The impact of bacterial and fungal infections on the outcome of patients with liver cirrhosis, liver transplant candidates, and liver transplant recipients remain dramatic despite the advances in antimicrobial therapy and surgical techniques. The mechanisms associated with the increased risk of infections in LC are complex and include genetic predisposition, fecal dysbiosis, disruption of the intestinal barrier causing intestinal hyperpermeability, and multiple immunological deficits (Figure 1).

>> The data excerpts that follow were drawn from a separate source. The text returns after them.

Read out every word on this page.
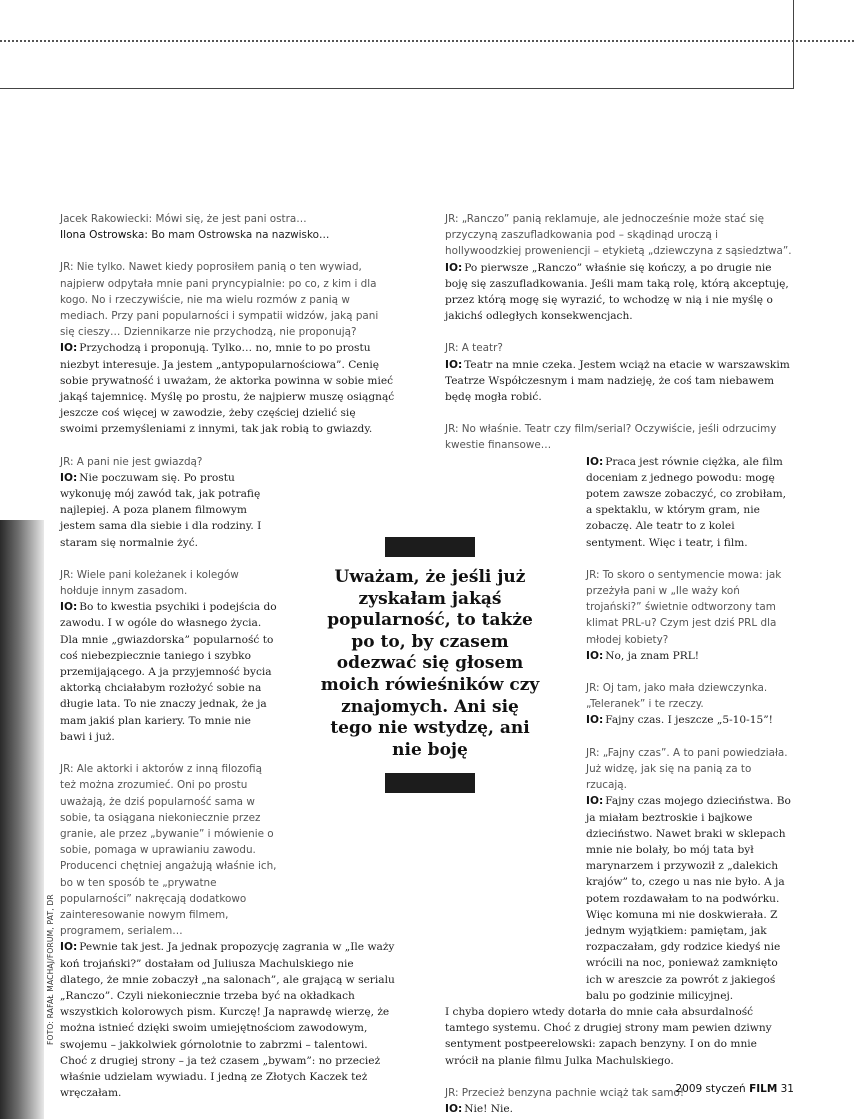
FOTO: RAFAŁ MACHAJ/FORUM, PAT, DR

Jacek Rakowiecki: Mówi się, że jest pani ostra…

Ilona Ostrowska: Bo mam Ostrowska na nazwisko…

JR: Nie tylko. Nawet kiedy poprosiłem panią o ten wywiad, najpierw odpytała mnie pani pryncypialnie: po co, z kim i dla kogo. No i rzeczywiście, nie ma wielu rozmów z panią w mediach. Przy pani popularności i sympatii widzów, jaką pani się cieszy… Dziennikarze nie przychodzą, nie proponują?

IO: Przychodzą i proponują. Tylko… no, mnie to po prostu niezbyt interesuje. Ja jestem „antypopularnościowa”. Cenię sobie prywatność i uważam, że aktorka powinna w sobie mieć jakąś tajemnicę. Myślę po prostu, że najpierw muszę osiągnąć jeszcze coś więcej w zawodzie, żeby częściej dzielić się swoimi przemyśleniami z innymi, tak jak robią to gwiazdy.

JR: A pani nie jest gwiazdą?

IO: Nie poczuwam się. Po prostu wykonuję mój zawód tak, jak potrafię najlepiej. A poza planem filmowym jestem sama dla siebie i dla rodziny. I staram się normalnie żyć.

JR: Wiele pani koleżanek i kolegów hołduje innym zasadom.

IO: Bo to kwestia psychiki i podejścia do zawodu. I w ogóle do własnego życia. Dla mnie „gwiazdorska” popularność to coś niebezpiecznie taniego i szybko przemijającego. A ja przyjemność bycia aktorką chciałabym rozłożyć sobie na długie lata. To nie znaczy jednak, że ja mam jakiś plan kariery. To mnie nie bawi i już.

JR: Ale aktorki i aktorów z inną filozofią też można zrozumieć. Oni po prostu uważają, że dziś popularność sama w sobie, ta osiągana niekoniecznie przez granie, ale przez „bywanie” i mówienie o sobie, pomaga w uprawianiu zawodu. Producenci chętniej angażują właśnie ich, bo w ten sposób te „prywatne popularności” nakręcają dodatkowo zainteresowanie nowym filmem, programem, serialem…

IO: Pewnie tak jest. Ja jednak propozycję zagrania w „Ile waży koń trojański?” dostałam od Juliusza Machulskiego nie dlatego, że mnie zobaczył „na salonach”, ale grającą w serialu „Ranczo”. Czyli niekoniecznie trzeba być na okładkach wszystkich kolorowych pism. Kurczę! Ja naprawdę wierzę, że można istnieć dzięki swoim umiejętnościom zawodowym, swojemu – jakkolwiek górnolotnie to zabrzmi – talentowi. Choć z drugiej strony – ja też czasem „bywam”: no przecież właśnie udzielam wywiadu. I jedną ze Złotych Kaczek też wręczałam.

Uważam, że jeśli już zyskałam jakąś popularność, to także po to, by czasem odezwać się głosem moich rówieśników czy znajomych. Ani się tego nie wstydzę, ani nie boję

JR: „Ranczo” panią reklamuje, ale jednocześnie może stać się przyczyną zaszufladkowania pod – skądinąd uroczą i hollywoodzkiej proweniencji – etykietą „dziewczyna z sąsiedztwa”.

IO: Po pierwsze „Ranczo” właśnie się kończy, a po drugie nie boję się zaszufladkowania. Jeśli mam taką rolę, którą akceptuję, przez którą mogę się wyrazić, to wchodzę w nią i nie myślę o jakichś odległych konsekwencjach.

JR: A teatr?

IO: Teatr na mnie czeka. Jestem wciąż na etacie w warszawskim Teatrze Współczesnym i mam nadzieję, że coś tam niebawem będę mogła robić.

JR: No właśnie. Teatr czy film/serial? Oczywiście, jeśli odrzucimy kwestie finansowe…

IO: Praca jest równie ciężka, ale film doceniam z jednego powodu: mogę potem zawsze zobaczyć, co zrobiłam, a spektaklu, w którym gram, nie zobaczę. Ale teatr to z kolei sentyment. Więc i teatr, i film.

JR: To skoro o sentymencie mowa: jak przeżyła pani w „Ile waży koń trojański?” świetnie odtworzony tam klimat PRL-u? Czym jest dziś PRL dla młodej kobiety?

IO: No, ja znam PRL!

JR: Oj tam, jako mała dziewczynka. „Teleranek” i te rzeczy.

IO: Fajny czas. I jeszcze „5-10-15”!

JR: „Fajny czas”. A to pani powiedziała. Już widzę, jak się na panią za to rzucają.

IO: Fajny czas mojego dzieciństwa. Bo ja miałam beztroskie i bajkowe dzieciństwo. Nawet braki w sklepach mnie nie bolały, bo mój tata był marynarzem i przywoził z „dalekich krajów” to, czego u nas nie było. A ja potem rozdawałam to na podwórku. Więc komuna mi nie doskwierała. Z jednym wyjątkiem: pamiętam, jak rozpaczałam, gdy rodzice kiedyś nie wrócili na noc, ponieważ zamknięto ich w areszcie za powrót z jakiegoś balu po godzinie milicyjnej.

I chyba dopiero wtedy dotarła do mnie cała absurdalność tamtego systemu. Choć z drugiej strony mam pewien dziwny sentyment postpeerelowski: zapach benzyny. I on do mnie wrócił na planie filmu Julka Machulskiego.

JR: Przecież benzyna pachnie wciąż tak samo!

IO: Nie! Nie.

2009 styczeń FILM 31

In LTR, immunosuppression and risk factors associated with surgery and prolonged hospital stay represent the main causes for bacterial and fungal infections.

Research into the mechanisms favoring infections in cirrhosis is key to find potential areas of intervention. New strategies to modulate the gut-liver interaction are urgently needed since factors such as systemic inflammation and endotoxemia, that may cause life-threatening complications in LC (e.g., SBP and hepatic encephalopathy), are related to the gut environment[165,166]. Studies on the preservation of microbiome composition and function appeared promising in hematological patients undergoing hematopoietic stem cell transplantation[167]. Preliminary studies on gut microbiota-based therapeutics (e.g., probiotics, prebiotics, rifaximin, etc.) in cirrhosis are ongoing[166], but the impact of targeted intervention on gut dysbiosis, bacterial function, or metabolic state is still unclear.

Studies on cirrhosis-associated immune dysfunction appear also important to understand the patterns of pro-inflammatory or immunodeficient phenotypes that can lead to infection susceptibility and/or organ failure in different phases of liver disease, in order to identify potential markers or specific targets of disease progression[168,169].

Bacterial and fungal infections in LT candidates and recipients are often peculiar and may be characterized by confounding factors that favor delayed diagnosis and poor outcomes. For this reason, research dedicated to the development of rapid and accurate diagnostic tools is urgently needed. This is particularly relevant, considering the exponential increase in MDRO, in order to promote the correct use of antibiotics based on the results of microbiological cultures. Specifically, novel instruments of rapid diagnostics (e.g., matrix assisted laser desorption/ionization time-of-flight mass spectrometry, multiplex polymerase chain reaction platforms, etc.) may allow for prompt identification of pathogens, giving direction to clinicians dealing with severe infections in terms of broadening, discontinuation, and de-escalation of empiric regimens[170,171].

Furthermore, despite the availability of novel antibiotics in recent years, there is currently no consensus on optimal antimicrobial regimens that can safely and effectively treat infections caused by MDR Gram-negative bacteria in immunocompromised hosts. Results from pathogen-directed clinical trials employing novel antibiotics with broad activity are largely awaited. Limitations in the use of new molecules, however, include the scarce clinical experience from real-world studies, the lack of knowledge of their pharmacokinetics principles in immunocompromised patients, and an increased risk of toxicity, especially for combination therapies[172].

Finally, the optimization of current strategies directed towards the prevention and treatment of infections in patients with liver disease and LTR remain a key point for their successful management. Examples are represented by the implementation of dedicated antimicrobial stewardship programs and specific bundled interventions based on transplant centers’ local needs and epidemiology[171,172]. Studies evaluating antimicrobial stewardship programs in transplant recipients, for example, are limited but have shown promising results[173,174]. All these efforts, however, cannot be successful without the constant involvement of multidisciplinary teams, including transplant surgeons, hepatologists, specialists in infectious diseases and infection control, microbiologists, and pharmacologists[175-180].